Излишне представлять театральной публике Тома Стоппарда. Это имя стало культовым еще в 1966 году: именно тогда появилась пьеса, которая ознаменовала веху в современном театре – «Розенкарнц и Гильденстерн мертвы». Ее постановка в Национальном театре в следующем году стала событием сезона в Лондоне и навсегда утвердила за автором-дебютантом репутацию одного из ведущих драматургов мира.

Знакомство с текстом приводило в шок, особенно после блестящего перевода Иосифа Бродского в 1990 году. Это 4-й номер «Иностранной литературы» (а ведь был еще номер «Современной драматургии») брали почитать у немногочисленных обладателей, переписывали от руки, иногда забывая вернуть законному владельцу.

Впечатление от «Розенкранца и Гильденстрерна» были сильными, но не единственными.
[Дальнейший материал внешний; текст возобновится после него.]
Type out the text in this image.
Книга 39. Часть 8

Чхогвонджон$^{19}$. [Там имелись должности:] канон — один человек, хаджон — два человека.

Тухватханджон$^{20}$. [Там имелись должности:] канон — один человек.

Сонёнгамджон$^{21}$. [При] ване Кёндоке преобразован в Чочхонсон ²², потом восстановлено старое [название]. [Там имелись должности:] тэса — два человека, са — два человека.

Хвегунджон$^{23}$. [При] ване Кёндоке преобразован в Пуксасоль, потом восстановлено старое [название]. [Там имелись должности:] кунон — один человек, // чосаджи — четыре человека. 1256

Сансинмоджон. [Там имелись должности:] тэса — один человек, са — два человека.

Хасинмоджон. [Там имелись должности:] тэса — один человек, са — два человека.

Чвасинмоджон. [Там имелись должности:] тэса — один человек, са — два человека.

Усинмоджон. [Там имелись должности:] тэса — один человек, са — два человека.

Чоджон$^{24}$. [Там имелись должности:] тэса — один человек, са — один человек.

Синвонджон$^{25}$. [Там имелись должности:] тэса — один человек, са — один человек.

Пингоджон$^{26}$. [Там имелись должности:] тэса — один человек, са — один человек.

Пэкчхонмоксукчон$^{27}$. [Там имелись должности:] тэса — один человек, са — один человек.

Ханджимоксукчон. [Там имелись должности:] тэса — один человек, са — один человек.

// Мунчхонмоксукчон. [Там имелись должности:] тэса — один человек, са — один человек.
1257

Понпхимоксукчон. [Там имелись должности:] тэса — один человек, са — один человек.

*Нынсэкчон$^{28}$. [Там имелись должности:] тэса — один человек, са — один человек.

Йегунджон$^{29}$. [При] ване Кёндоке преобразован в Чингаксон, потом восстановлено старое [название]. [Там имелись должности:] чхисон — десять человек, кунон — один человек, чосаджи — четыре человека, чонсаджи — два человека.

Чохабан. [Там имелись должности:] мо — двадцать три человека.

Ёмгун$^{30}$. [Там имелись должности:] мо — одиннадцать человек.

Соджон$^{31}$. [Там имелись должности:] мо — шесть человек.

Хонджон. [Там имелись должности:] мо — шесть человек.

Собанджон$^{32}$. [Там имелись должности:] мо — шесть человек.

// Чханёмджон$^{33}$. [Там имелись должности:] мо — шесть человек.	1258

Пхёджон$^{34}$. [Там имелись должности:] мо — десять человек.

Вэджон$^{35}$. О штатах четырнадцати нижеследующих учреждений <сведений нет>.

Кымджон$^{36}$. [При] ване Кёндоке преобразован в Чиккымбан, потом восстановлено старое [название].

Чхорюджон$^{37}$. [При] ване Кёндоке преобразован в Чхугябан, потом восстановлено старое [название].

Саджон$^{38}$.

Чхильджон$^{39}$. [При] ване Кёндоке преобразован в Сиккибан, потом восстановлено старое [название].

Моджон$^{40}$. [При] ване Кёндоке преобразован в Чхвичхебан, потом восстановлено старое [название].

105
Затем последовали «Аркадия», напечатанная в той же «Иностранке» в 1996. В начале нового тысячелетия начали издаваться сборники пьес драматурга, и тогда стали доступны «Травести», «Входит свободный человек», «Настоящий инспектор Хаунд», «После Магритта» и другие.

Слава Стоппарда не ограничивалась только театральным миром: он известный сценарист, режиссер, увенчанный лаврами крупнейших кинонаград мира. Как сценарист, Стоппард участвовал в создании таких фильмов, как «Русский Дом» Фреда Скепси, «Бразилия» Терри Гиллиама, «Индиана Джонс и последний крестовый поход» (титрах не указан) и «Империя солнца» Стивена Спилберга, «Билли Батгейт» Роберта Бентона, «Путешествие в свет (Отчаяние)» Райнера Вернера Фасбиндера, «Энигма» Майкла Эптеда.

Благодаря Стоппарду блестящими диалогами общаются в фильме «Ватель» Ролана Жоффе (сценарий Жанны Лабрюн) Тим Рот, Ума Турман и Жерар Дупардье.

Снятый по сценарию драматурга «Влюбленный Шекспир», был удостоен «Оскара» за «оригинальный сценарий» в 1999 году, а режиссерский дебют «Розенкарнц и Гильденстерн мертвы» получили «Золотого льва» в Венеции 1990-м. Стоппард не оставляет вниманием кинематограф: его участие в проекте давно стало залогом интеллектуального кино, которое всё чаще привлекает звезд мирового кино. Примерил на себя драматург и актерское амплуа: в 1999 году снялся в эпизодической роли в фильме "Poodle Springs".

В 2000 году Стоппард получает от королевы Елизаветы II британский орден «За заслуги» и становится сэром Томом.

Несмотря на все это – широкая известность, авторитет в мире театра и кино, реноме одного из лучших драматургов современности (а пьеса «Аркадия» вообще негласно считается «лучшей пьесой второй половины XX века») – постановочная «судьба» Стоппарда в России не очень яркая.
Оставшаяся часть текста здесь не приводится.